Having initially planned to load the frame and other larger components onto the backs of yaks, Desmond is forced to reconsider when confronted by the diminutive beasts of burden with which he has been provided. Instead, the vast bulk of the luggage and provisions will have to manhandled, a potentially perilous ask given the poor quality mountain paths ahead but one that the locals duly accept without question. Desmond, already exhausted, can only look on as the sherpas attempt to navigate the precarious track, ultimately resolving to slide the piano down the steep and unsteady shingle slopes rather than follow the slow and serpentine trail. Unexpectedly, Harald — the fittest of the troupe thanks to his experience skiing in Sweden — proves essential to the endeavour’s success, both in helping to carry the piano with the requisite care and in motivating the volunteers with charismatic, if incongruous, viking chants.

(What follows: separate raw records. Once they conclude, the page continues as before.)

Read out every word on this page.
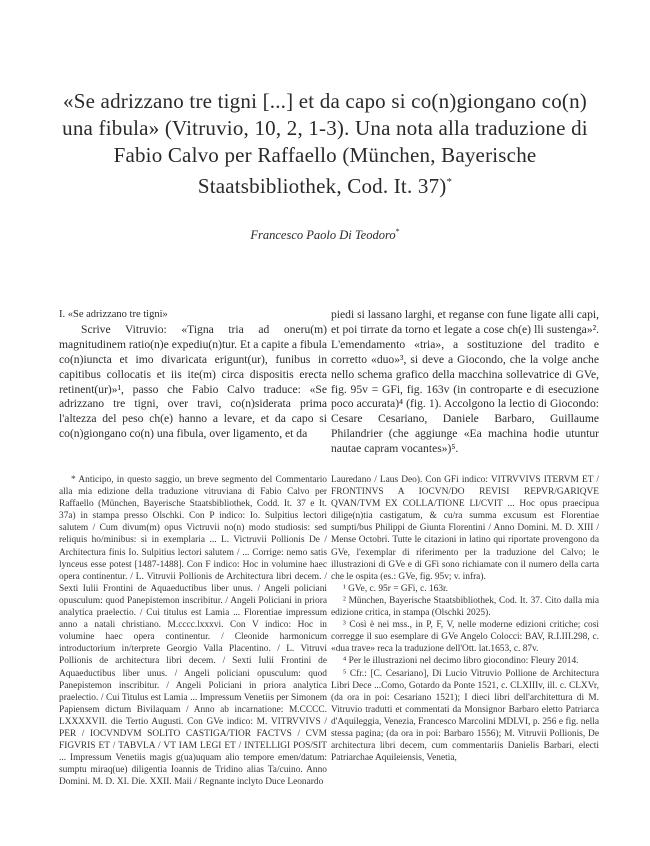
«Se adrizzano tre tigni [...] et da capo si co(n)giongano co(n) una fibula» (Vitruvio, 10, 2, 1-3). Una nota alla traduzione di Fabio Calvo per Raffaello (München, Bayerische Staatsbibliothek, Cod. It. 37)*
Francesco Paolo Di Teodoro*

I. «Se adrizzano tre tigni»

Scrive Vitruvio: «Tigna tria ad oneru(m) magnitudinem ratio(n)e expediu(n)tur. Et a capite a fibula co(n)iuncta et imo divaricata erigunt(ur), funibus in capitibus collocatis et iis ite(m) circa dispositis erecta retinent(ur)»¹, passo che Fabio Calvo traduce: «Se adrizzano tre tigni, over travi, co(n)siderata prima l'altezza del peso ch(e) hanno a levare, et da capo si co(n)giongano co(n) una fibula, over ligamento, et da

piedi si lassano larghi, et reganse con fune ligate alli capi, et poi tirrate da torno et legate a cose ch(e) lli sustenga»². L'emendamento «tria», a sostituzione del tradito e corretto «duo»³, si deve a Giocondo, che la volge anche nello schema grafico della macchina sollevatrice di GVe, fig. 95v = GFi, fig. 163v (in controparte e di esecuzione poco accurata)⁴ (fig. 1). Accolgono la lectio di Giocondo: Cesare Cesariano, Daniele Barbaro, Guillaume Philandrier (che aggiunge «Ea machina hodie utuntur nautae capram vocantes»)⁵.

* Anticipo, in questo saggio, un breve segmento del Commentario alla mia edizione della traduzione vitruviana di Fabio Calvo per Raffaello (München, Bayerische Staatsbibliothek, Codd. It. 37 e It. 37a) in stampa presso Olschki. Con P indico: Io. Sulpitius lectori salutem / Cum divum(m) opus Victruvii no(n) modo studiosis: sed reliquis ho/minibus: si in exemplaria ... L. Victruvii Pollionis De / Architectura finis Io. Sulpitius lectori salutem / ... Corrige: nemo satis lynceus esse potest [1487-1488]. Con F indico: Hoc in volumine haec opera continentur. / L. Vitruvii Pollionis de Architectura libri decem. / Sexti Iulii Frontini de Aquaeductibus liber unus. / Angeli policiani opusculum: quod Panepistemon inscribitur. / Angeli Policiani in priora analytica praelectio. / Cui titulus est Lamia ... Florentiae impressum anno a natali christiano. M.cccc.lxxxvi. Con V indico: Hoc in volumine haec opera continentur. / Cleonide harmonicum introductorium in/terprete Georgio Valla Placentino. / L. Vitruvi Pollionis de architectura libri decem. / Sexti Iulii Frontini de Aquaeductibus liber unus. / Angeli policiani opusculum: quod Panepistemon inscribitur. / Angeli Policiani in priora analytica praelectio. / Cui Titulus est Lamia ... Impressum Venetiis per Simonem Papiensem dictum Bivilaquam / Anno ab incarnatione: M.CCCC. LXXXXVII. die Tertio Augusti. Con GVe indico: M. VITRVVIVS / PER / IOCVNDVM SOLITO CASTIGA/TIOR FACTVS / CVM FIGVRIS ET / TABVLA / VT IAM LEGI ET / INTELLIGI POS/SIT ... Impressum Venetiis magis g(ua)uquam alio tempore emen/datum: sumptu miraq(ue) diligentia Ioannis de Tridino alias Ta/cuino. Anno Domini. M. D. XI. Die. XXII. Maii / Regnante inclyto Duce Leonardo

Lauredano / Laus Deo). Con GFi indico: VITRVVIVS ITERVM ET / FRONTINVS A IOCVN/DO REVISI REPVR/GARIQVE QVAN/TVM EX COLLA/TIONE LI/CVIT ... Hoc opus praecipua dilige(n)tia castigatum, & cu/ra summa excusum est Florentiae sumpti/bus Philippi de Giunta Florentini / Anno Domini. M. D. XIII / Mense Octobri. Tutte le citazioni in latino qui riportate provengono da GVe, l'exemplar di riferimento per la traduzione del Calvo; le illustrazioni di GVe e di GFi sono richiamate con il numero della carta che le ospita (es.: GVe, fig. 95v; v. infra).

¹ GVe, c. 95r = GFi, c. 163r.

² München, Bayerische Staatsbibliothek, Cod. It. 37. Cito dalla mia edizione critica, in stampa (Olschki 2025).

³ Così è nei mss., in P, F, V, nelle moderne edizioni critiche; così corregge il suo esemplare di GVe Angelo Colocci: BAV, R.I.III.298, c. «dua trave» reca la traduzione dell'Ott. lat.1653, c. 87v.

⁴ Per le illustrazioni nel decimo libro giocondino: Fleury 2014.

⁵ Cfr.: [C. Cesariano], Di Lucio Vitruvio Pollione de Architectura Libri Dece ...Como, Gotardo da Ponte 1521, c. CLXIIIv, ill. c. CLXVr, (da ora in poi: Cesariano 1521); I dieci libri dell'architettura di M. Vitruvio tradutti et commentati da Monsignor Barbaro eletto Patriarca d'Aquileggia, Venezia, Francesco Marcolini MDLVI, p. 256 e fig. nella stessa pagina; (da ora in poi: Barbaro 1556); M. Vitruvii Pollionis, De architectura libri decem, cum commentariis Danielis Barbari, electi Patriarchae Aquileiensis, Venetia,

The whole endeavour is delightfully, disarmingly surreal, something that doesn’t change once Lingshed finally looms into view. At the school awaits a trained concert pianist from Germany, quite by coincidence, who arrived just one week before the village’s very first piano. You might expect such chance encounters and happy accidents in Camden Market, but in the shadow of Zanskar — so isolated that it’s thought to be the last remaining Buddhist enclave in the world? It’s almost enough to make you believe in karma. One of the most striking scenes in Piano to Zanskar has little to do with pianos at all, but sees Anna singing snippets of Amazing Grace to the assembled school children, pausing between lines to allow the children to echo the lyrics back to her. It’s a spine-tingling prelude to the main event: the piano concert. If Desmond can put the broken pieces back together, that is.

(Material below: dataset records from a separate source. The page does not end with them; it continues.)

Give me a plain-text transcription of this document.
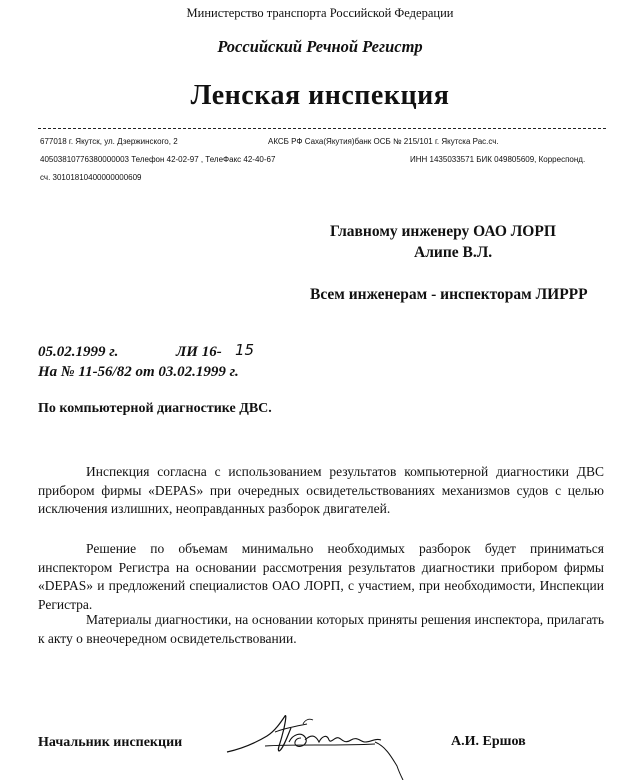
Министерство транспорта Российской Федерации
Российский Речной Регистр
Ленская инспекция
677018 г. Якутск, ул. Дзержинского, 2	АКСБ РФ Саха(Якутия)банк ОСБ № 215/101 г. Якутска Рас.сч.
40503810776380000003 Телефон 42-02-97 , ТелеФакс 42-40-67	ИНН 1435033571 БИК 049805609, Корреспонд.
сч. 30101810400000000609
Главному инженеру ОАО ЛОРП
Алипе В.Л.
Всем инженерам - инспекторам ЛИРРР
05.02.1999 г.	ЛИ 16- 15
На № 11-56/82 от 03.02.1999 г.
По компьютерной диагностике ДВС.
Инспекция согласна с использованием результатов компьютерной диагностики ДВС прибором фирмы «DEPAS» при очередных освидетельствованиях механизмов судов с целью исключения излишних, неоправданных разборок двигателей.
Решение по объемам минимально необходимых разборок будет приниматься инспектором Регистра на основании рассмотрения результатов диагностики прибором фирмы «DEPAS» и предложений специалистов ОАО ЛОРП, с участием, при необходимости, Инспекции Регистра.
Материалы диагностики, на основании которых приняты решения инспектора, прилагать к акту о внеочередном освидетельствовании.
Начальник инспекции	А.И. Ершов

As amazing as Desmond’s achievement is, however, Piano to Zanskar doesn’t quite do it justice. It doesn’t feel like the whole story, omitting most of the journey, distance-wise at least, and largely ignoring the villagers who do most of the hard work once they arrive in the Indian Himalayas. What’s more, many of the questions that the documentary raises — pertaining to globalisation, for instance; specifically how a place can be modernised without becoming homogenised — go frustratingly unanswered. It’s clear that Desmond hasn’t finished with Lingshed, returning yearly to tune the piano and initiating a recycling initiative, so it’s disappointing when the film comes to an abrupt, seemingly premature end. Lingshed might now have a piano, but now what?